Throughout 2015, the muni CEFs (portfolio 1) consistently underperformed MUB (portfolio 2). Any deviations from this behavior were small and temporary, moving in a 1 standard deviation range. But during 2016, profits generated by MUB have stalled while our muni CEFs have continued higher. The extent of this is best illustrated by the chart of profit/loss of portfolio 1 long vs. profit/loss of portfolio 2 short. This is trading at over 2 standard deviations from average.

So what has changed in 2016? A higher valuation of portfolio 1 may be justified if for some reason its NAV were outperforming MUBs. But the last two charts show this not to be the case. The NAV of portfolio 1 is actually decreasing in comparison to MUB as its valuation increases. The last part of the CEF rally follows no logic.

How I Trade It

The standard deviation proposed is not large enough for a nice hedge trade. I am shorting some individual muni closed-end funds, but I have to be at my desk all the time due to the risks (see below). The idea of the article is not to make specific trade recommendations, but rather to make the reader aware of illogical buying in this part of the market. I would not buy municipal bonds or any closed-end funds associated with them, and I am cautious on the market as a whole.

Risks

The limited potential and liquidity in such low volatile instruments is a big risk. Shorting some of the low volume funds can turn out to be a real disaster, so you must constantly monitor the hard to borrow rate. A good example would be the behavior of BHV.

A 60% chance of success with a risk reward ratio of 2:1 is not a realistic expectation for a short. In reality, the risk is much larger and hard to measure in advance.

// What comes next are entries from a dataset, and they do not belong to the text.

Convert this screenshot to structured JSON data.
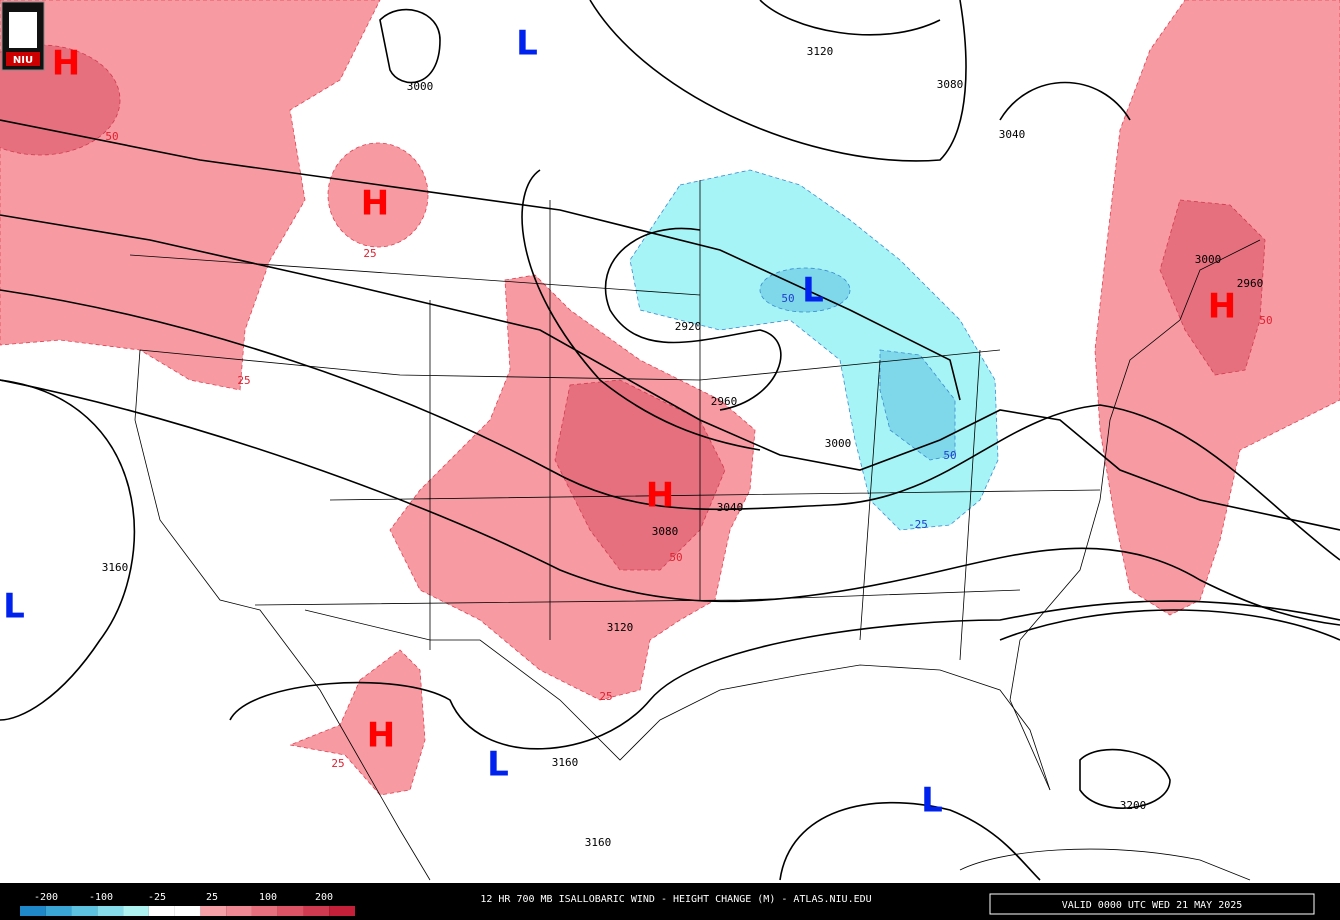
{
  "logo": "NIU",
  "centers": [
    "H",
    "H",
    "L",
    "L",
    "H",
    "H",
    "H",
    "L",
    "L",
    "L"
  ],
  "contour_labels": [
    3000,
    3120,
    3080,
    3040,
    3000,
    2960,
    2920,
    2960,
    3000,
    3040,
    3080,
    3120,
    3160,
    3160,
    3160,
    3200
  ],
  "change_labels": [
    "50",
    "25",
    "25",
    "50",
    "50",
    "25",
    "25",
    "50",
    "50",
    "-25"
  ],
  "legend": {
    "labels": [
      "-200",
      "-100",
      "-25",
      "25",
      "100",
      "200"
    ],
    "colors": [
      "#1e88c8",
      "#3aa6d6",
      "#5cc2e0",
      "#86dcea",
      "#aef2f2",
      "#ffffff",
      "#ffffff",
      "#f6a0a8",
      "#ef8a94",
      "#e6707e",
      "#dc5466",
      "#d03a50",
      "#c4203a"
    ]
  },
  "title": "12 HR 700 MB ISALLOBARIC WIND - HEIGHT CHANGE (M) - ATLAS.NIU.EDU",
  "valid": "VALID 0000 UTC WED 21 MAY 2025"
}
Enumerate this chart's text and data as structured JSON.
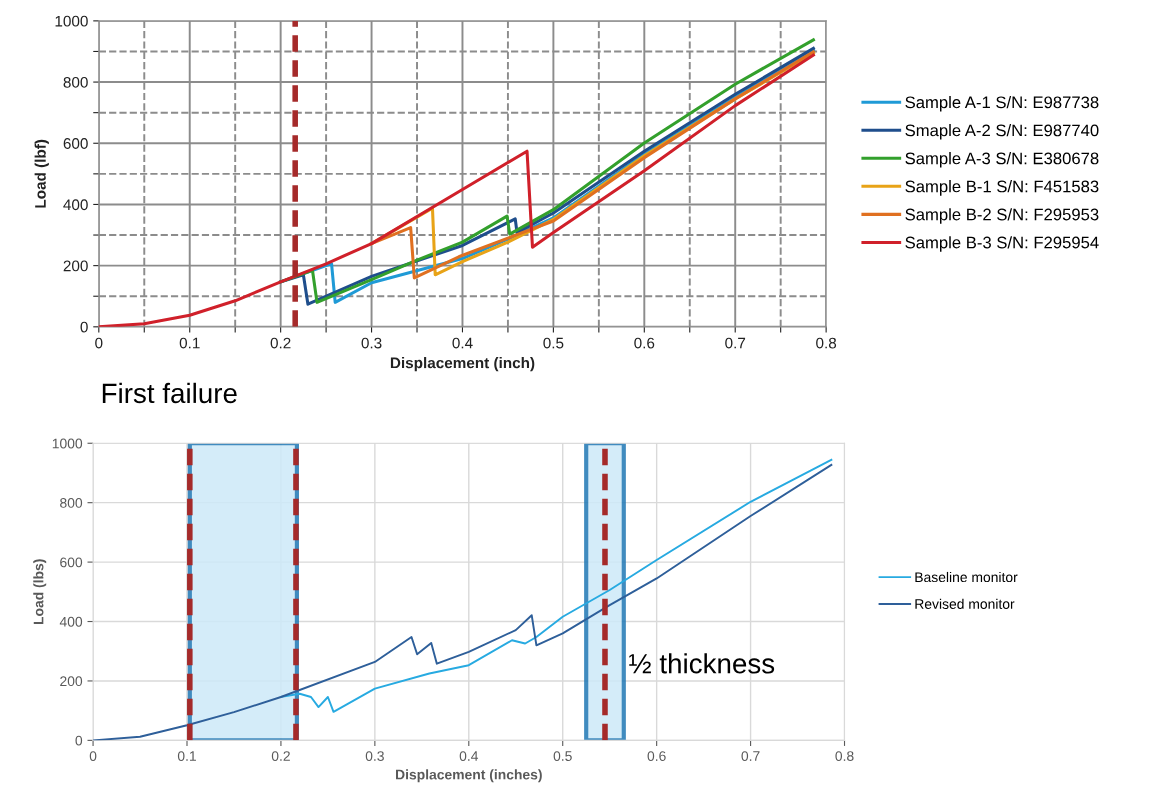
{
  "chart_data": [
    {
      "type": "line",
      "xlabel": "Displacement (inch)",
      "ylabel": "Load (lbf)",
      "xlim": [
        0,
        0.8
      ],
      "ylim": [
        0,
        1000
      ],
      "xticks": [
        0,
        {
          "value": 0.05,
          "label": null
        },
        0.1,
        {
          "value": 0.15,
          "label": null
        },
        0.2,
        {
          "value": 0.25,
          "label": null
        },
        0.3,
        {
          "value": 0.35,
          "label": null
        },
        0.4,
        {
          "value": 0.45,
          "label": null
        },
        0.5,
        {
          "value": 0.55,
          "label": null
        },
        0.6,
        {
          "value": 0.65,
          "label": null
        },
        0.7,
        {
          "value": 0.75,
          "label": null
        },
        0.8
      ],
      "yticks": [
        0,
        {
          "value": 100,
          "label": null
        },
        200,
        {
          "value": 300,
          "label": null
        },
        400,
        {
          "value": 500,
          "label": null
        },
        600,
        {
          "value": 700,
          "label": null
        },
        800,
        {
          "value": 900,
          "label": null
        },
        1000
      ],
      "grid": true,
      "legend": "right",
      "line_style": "solid",
      "ref_lines": [
        {
          "axis": "x",
          "value": 0.216,
          "color": "#a52a2a",
          "line_style": "dashed"
        }
      ],
      "series": [
        {
          "name": "Sample A-1 S/N: E987738",
          "color": "#1f9ad6",
          "x": [
            0.2,
            0.25,
            0.256,
            0.26,
            0.3,
            0.4,
            0.45,
            0.5,
            0.6,
            0.7,
            0.786
          ],
          "values": [
            147,
            200,
            206,
            80,
            144,
            223,
            287,
            356,
            564,
            750,
            904
          ]
        },
        {
          "name": "Smaple A-2 S/N: E987740",
          "color": "#1f4e8c",
          "x": [
            0.2,
            0.225,
            0.23,
            0.3,
            0.4,
            0.458,
            0.46,
            0.5,
            0.6,
            0.7,
            0.786
          ],
          "values": [
            147,
            170,
            74,
            165,
            266,
            353,
            308,
            372,
            574,
            760,
            910
          ]
        },
        {
          "name": "Sample A-3 S/N: E380678",
          "color": "#33a02c",
          "x": [
            0.2,
            0.235,
            0.24,
            0.3,
            0.35,
            0.4,
            0.449,
            0.452,
            0.5,
            0.6,
            0.7,
            0.786
          ],
          "values": [
            147,
            185,
            80,
            154,
            218,
            277,
            362,
            303,
            383,
            601,
            793,
            938
          ]
        },
        {
          "name": "Sample B-1 S/N: F451583",
          "color": "#e8a317",
          "x": [
            0.3,
            0.367,
            0.37,
            0.4,
            0.45,
            0.5,
            0.6,
            0.7,
            0.786
          ],
          "values": [
            272,
            388,
            170,
            213,
            277,
            351,
            559,
            745,
            894
          ]
        },
        {
          "name": "Sample B-2 S/N: F295953",
          "color": "#e07020",
          "x": [
            0.3,
            0.343,
            0.347,
            0.396,
            0.457,
            0.5,
            0.6,
            0.7,
            0.786
          ],
          "values": [
            272,
            324,
            160,
            229,
            298,
            346,
            553,
            745,
            899
          ]
        },
        {
          "name": "Sample B-3 S/N: F295954",
          "color": "#d0202a",
          "x": [
            0,
            0.05,
            0.1,
            0.15,
            0.2,
            0.25,
            0.3,
            0.4,
            0.471,
            0.477,
            0.5,
            0.6,
            0.7,
            0.786
          ],
          "values": [
            0,
            10,
            38,
            85,
            147,
            206,
            272,
            449,
            574,
            260,
            308,
            510,
            723,
            888
          ]
        }
      ]
    },
    {
      "type": "line",
      "xlabel": "Displacement (inches)",
      "ylabel": "Load (lbs)",
      "xlim": [
        0,
        0.8
      ],
      "ylim": [
        0,
        1000
      ],
      "xticks": [
        0,
        0.1,
        0.2,
        0.3,
        0.4,
        0.5,
        0.6,
        0.7,
        0.8
      ],
      "yticks": [
        0,
        200,
        400,
        600,
        800,
        1000
      ],
      "grid": true,
      "legend": "right",
      "line_style": "solid",
      "ref_lines": [
        {
          "axis": "x",
          "value": 0.103,
          "color": "#a52a2a",
          "line_style": "dashed"
        },
        {
          "axis": "x",
          "value": 0.216,
          "color": "#a52a2a",
          "line_style": "dashed"
        },
        {
          "axis": "x",
          "value": 0.545,
          "color": "#a52a2a",
          "line_style": "dashed"
        }
      ],
      "bands": [
        {
          "axis": "x",
          "from": 0.103,
          "to": 0.217,
          "color": "#cde9f8"
        },
        {
          "axis": "x",
          "from": 0.525,
          "to": 0.565,
          "color": "#cde9f8"
        }
      ],
      "annotations": [
        "First failure",
        {
          "text": "½ thickness",
          "x": 0.57,
          "y": 250
        }
      ],
      "series": [
        {
          "name": "Baseline monitor",
          "color": "#27aae1",
          "x": [
            0.2,
            0.22,
            0.232,
            0.24,
            0.25,
            0.256,
            0.3,
            0.358,
            0.4,
            0.446,
            0.46,
            0.472,
            0.5,
            0.55,
            0.6,
            0.7,
            0.786
          ],
          "values": [
            146,
            157,
            146,
            112,
            146,
            96,
            174,
            225,
            253,
            337,
            326,
            348,
            416,
            506,
            607,
            803,
            944
          ]
        },
        {
          "name": "Revised monitor",
          "color": "#2e5f9a",
          "x": [
            0,
            0.05,
            0.1,
            0.15,
            0.2,
            0.3,
            0.339,
            0.345,
            0.36,
            0.366,
            0.4,
            0.45,
            0.467,
            0.472,
            0.5,
            0.55,
            0.6,
            0.7,
            0.786
          ],
          "values": [
            0,
            12,
            51,
            95,
            146,
            264,
            348,
            290,
            328,
            258,
            298,
            371,
            421,
            320,
            360,
            455,
            545,
            755,
            927
          ]
        }
      ]
    }
  ]
}
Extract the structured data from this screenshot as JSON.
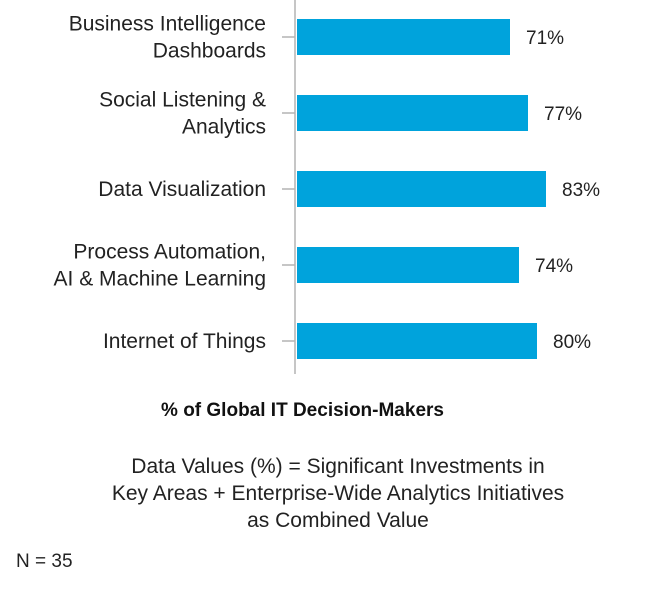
{
  "chart_data": {
    "type": "bar",
    "orientation": "horizontal",
    "categories": [
      [
        "Business Intelligence",
        "Dashboards"
      ],
      [
        "Social Listening &",
        "Analytics"
      ],
      [
        "Data Visualization"
      ],
      [
        "Process Automation,",
        "AI & Machine Learning"
      ],
      [
        "Internet of Things"
      ]
    ],
    "values": [
      71,
      77,
      83,
      74,
      80
    ],
    "value_labels": [
      "71%",
      "77%",
      "83%",
      "74%",
      "80%"
    ],
    "xlabel": "% of Global IT Decision-Makers",
    "bar_color": "#00a3dc",
    "grid": false,
    "legend": "none"
  },
  "note_lines": [
    "Data Values (%) = Significant Investments in",
    "Key Areas + Enterprise-Wide Analytics Initiatives",
    "as Combined Value"
  ],
  "sample_size": "N = 35"
}
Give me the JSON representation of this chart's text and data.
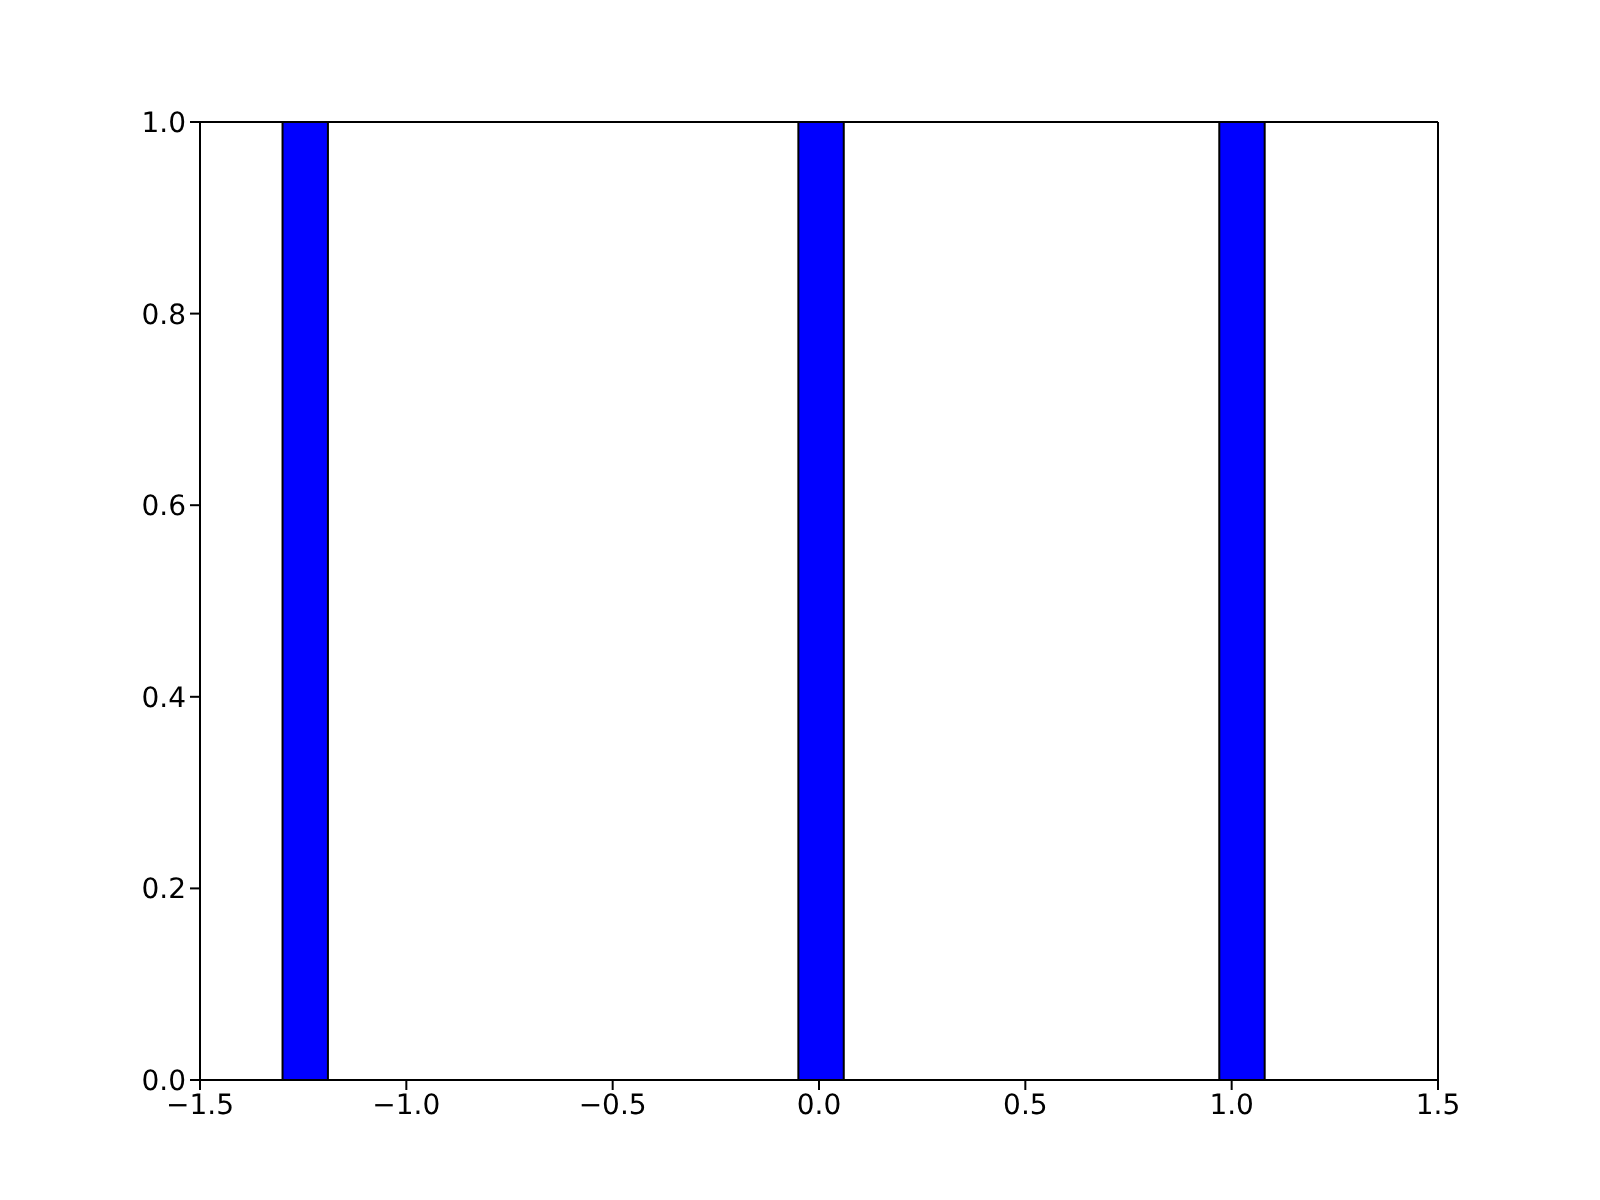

You may end up being right in general, but still make pennies from the trade.

Conclusion

A reasonable buyer will always try to shop around for a good deal. In municipal closed-end funds, this is not currently possible, but that does not stop the buying. Closed-end funds are easier to evaluate than most of the instruments traded on the exchanges and they are giving us a warning on the market at large.

After receiving some really nice arguments in the comments section, I decided to show the following chart:

Here you can see how the average premium/discount of 9 of the mentioned funds in the article is distributed for the last 998 trading days. I did not make any further calculations to determine if the distribution is normal, because it is quite obvious. Even this does not add any doubt in my trade, because I have risk management and reaction, but hope it might be helpful for readers. The average discount is -1.6% and the mode is in the range 8-11%. It is hard for me to interpret this 998 days data and it is up to the reader to make his/her conclusions.

Disclosure: I/we have no positions in any stocks mentioned, but may initiate a long position in MUB over the next 72 hours.

I wrote this article myself, and it expresses my own opinions. I am not receiving compensation for it (other than from Seeking Alpha). I have no business relationship with any company whose stock is mentioned in this article.